High: Cymbals stand out in their natural sounding, er, sounds. Higher notes are clear, without distortion. Not the best song to talk about the amazing treble of these headphones.

 

That is my impression, in the end, the bass and treble really make these enjoyable with rock and even more so with bass heavy tunes. Please, experts, contribute. 

post #10 of 31

If you haven't looked at them yet, check out the SRH 750s. They're cheaper than the 840s (I got them for around 90 off ebay) and if you have budget of 200, you can get these and the M50s. Some people prefer the 750s over the 840s, I think they're a little different so it would be up to your individual taste. 

post #11 of 31
Quote:
Originally Posted by TheWuss View Post


short answer:  it doesn't

 

long answer:

it depends on what kind of sound you want.

the dt990 is an acquired taste.  and the srh840 does very little technically "wrong".

but, the dt990 has never bored me once.  and the srh840 is borderline clinical sounding, to me at least.

 

besides them being closed and open, they are also low impedance (shures) and high impedance (beyers).  the beyers, i find, scale up with source and amp very well.  the shures continue to sound like themselves...

which tells me the beyers are a more enduring headphone in my collection.

 

hope that helps.
 


I am guessing by the terms you used you are in favor of the DT990? So they are more revealing of the source and are not boring. How do these do with hip hop, rap, or electronic music?

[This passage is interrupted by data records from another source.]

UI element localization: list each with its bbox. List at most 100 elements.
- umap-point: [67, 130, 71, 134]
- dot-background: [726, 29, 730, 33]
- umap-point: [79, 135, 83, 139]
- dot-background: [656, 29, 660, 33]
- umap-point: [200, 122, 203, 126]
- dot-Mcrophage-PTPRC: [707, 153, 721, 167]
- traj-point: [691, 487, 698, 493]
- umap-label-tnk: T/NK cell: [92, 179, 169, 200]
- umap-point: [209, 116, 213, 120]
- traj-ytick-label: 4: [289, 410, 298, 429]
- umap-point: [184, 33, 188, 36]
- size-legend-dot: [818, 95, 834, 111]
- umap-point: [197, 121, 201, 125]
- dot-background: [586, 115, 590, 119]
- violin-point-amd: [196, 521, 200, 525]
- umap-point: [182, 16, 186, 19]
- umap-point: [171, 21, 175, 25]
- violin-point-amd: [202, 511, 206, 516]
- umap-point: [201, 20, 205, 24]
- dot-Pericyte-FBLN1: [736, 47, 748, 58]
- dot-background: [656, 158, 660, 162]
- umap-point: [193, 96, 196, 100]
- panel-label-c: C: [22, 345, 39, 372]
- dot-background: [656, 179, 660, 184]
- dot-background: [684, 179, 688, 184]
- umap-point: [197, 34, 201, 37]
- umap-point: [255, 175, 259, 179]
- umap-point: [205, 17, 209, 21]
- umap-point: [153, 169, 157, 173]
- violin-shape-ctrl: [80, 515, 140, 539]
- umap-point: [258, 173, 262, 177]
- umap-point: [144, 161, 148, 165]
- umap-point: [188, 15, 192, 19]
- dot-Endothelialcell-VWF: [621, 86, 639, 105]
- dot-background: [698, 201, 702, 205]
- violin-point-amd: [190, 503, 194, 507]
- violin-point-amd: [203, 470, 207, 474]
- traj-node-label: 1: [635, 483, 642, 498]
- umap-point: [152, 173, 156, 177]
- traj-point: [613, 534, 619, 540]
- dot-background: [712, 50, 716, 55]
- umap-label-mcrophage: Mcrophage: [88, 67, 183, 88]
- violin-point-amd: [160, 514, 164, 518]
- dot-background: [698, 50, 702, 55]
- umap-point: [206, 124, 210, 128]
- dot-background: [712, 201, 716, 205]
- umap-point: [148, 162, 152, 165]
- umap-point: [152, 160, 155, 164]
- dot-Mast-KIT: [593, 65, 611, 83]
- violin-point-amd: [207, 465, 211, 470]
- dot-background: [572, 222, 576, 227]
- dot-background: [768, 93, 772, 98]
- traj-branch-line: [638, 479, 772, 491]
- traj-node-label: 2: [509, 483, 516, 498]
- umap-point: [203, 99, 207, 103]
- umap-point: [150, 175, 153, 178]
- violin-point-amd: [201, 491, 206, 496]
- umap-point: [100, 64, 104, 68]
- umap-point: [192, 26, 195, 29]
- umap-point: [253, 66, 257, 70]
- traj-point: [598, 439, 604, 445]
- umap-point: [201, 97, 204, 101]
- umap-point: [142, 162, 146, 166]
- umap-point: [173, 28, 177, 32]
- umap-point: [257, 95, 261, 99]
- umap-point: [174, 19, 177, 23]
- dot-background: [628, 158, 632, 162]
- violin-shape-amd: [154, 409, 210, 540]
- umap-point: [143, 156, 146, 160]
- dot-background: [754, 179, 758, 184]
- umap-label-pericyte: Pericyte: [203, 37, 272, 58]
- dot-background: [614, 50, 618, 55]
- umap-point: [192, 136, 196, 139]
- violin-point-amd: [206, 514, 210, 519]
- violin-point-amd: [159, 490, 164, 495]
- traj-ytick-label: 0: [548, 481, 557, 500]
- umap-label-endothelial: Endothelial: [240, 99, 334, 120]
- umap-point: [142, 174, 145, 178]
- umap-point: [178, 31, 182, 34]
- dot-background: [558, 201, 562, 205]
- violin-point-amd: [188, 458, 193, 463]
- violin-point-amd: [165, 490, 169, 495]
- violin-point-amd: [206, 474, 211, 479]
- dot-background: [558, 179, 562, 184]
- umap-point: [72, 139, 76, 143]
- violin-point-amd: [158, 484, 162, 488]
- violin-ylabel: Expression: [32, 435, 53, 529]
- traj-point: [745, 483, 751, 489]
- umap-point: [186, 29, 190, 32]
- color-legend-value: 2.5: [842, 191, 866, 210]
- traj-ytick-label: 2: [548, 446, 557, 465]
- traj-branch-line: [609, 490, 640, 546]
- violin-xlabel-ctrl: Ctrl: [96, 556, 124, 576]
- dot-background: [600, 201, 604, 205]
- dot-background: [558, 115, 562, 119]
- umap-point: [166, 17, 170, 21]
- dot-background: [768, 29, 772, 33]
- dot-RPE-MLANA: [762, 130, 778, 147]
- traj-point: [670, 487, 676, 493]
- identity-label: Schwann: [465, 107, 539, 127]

I have read they have decent bass but do the powerful highs affect the overall sound? 

 

Also if you don't mind: How do the DT880's compare to the DT990's?


Edited by mralexosborn - 8/22/10 at 6:31pm
post #12 of 31

heck...  if you're listening to rap and electronic, then why not just go for the M50 and save some dough?

they're a great bargain...

i used to think the shure was slightly better.  but, now i'm not so "shure".  pun intended.

the m50 continues to surprise me, now that i've had it several months...

 

the dt880 vs. dt990 thing.  it's sort of  at this point. 

they are quite similar...

 

but i prefer the dt990.  it has more bass.

post #13 of 31

Bah, I am thinking what headphones to upgrade to after I get my MS1's . I am not so "Shure" about getting the Shure's or the M50. From what I have read the SRH840 is clinical sounding, and the M50 is just a FOTM and truly isn't that good. But I don't know. I heard Beyer's are good for the genres listed.

 

Good use of the .

post #14 of 31

Faced with the same choice, I got the M50 a few days ago, and the just sound amazing. I was used to a analytical sound from my IEMs, but my M50 has been even better. They really bring the music to life, and if you do the tape mod, the vocals get even better. At $110, I also saved a ton of dough and have no regrets about not picking the Shures, Beyers, or any others.

post #15 of 31
Quote:
Originally Posted by mralexosborn View Post

 the M50 is just a FOTM and truly isn't that good. But I don't know.


I think the M50 has been around long enough to avoid the FOTM moniker.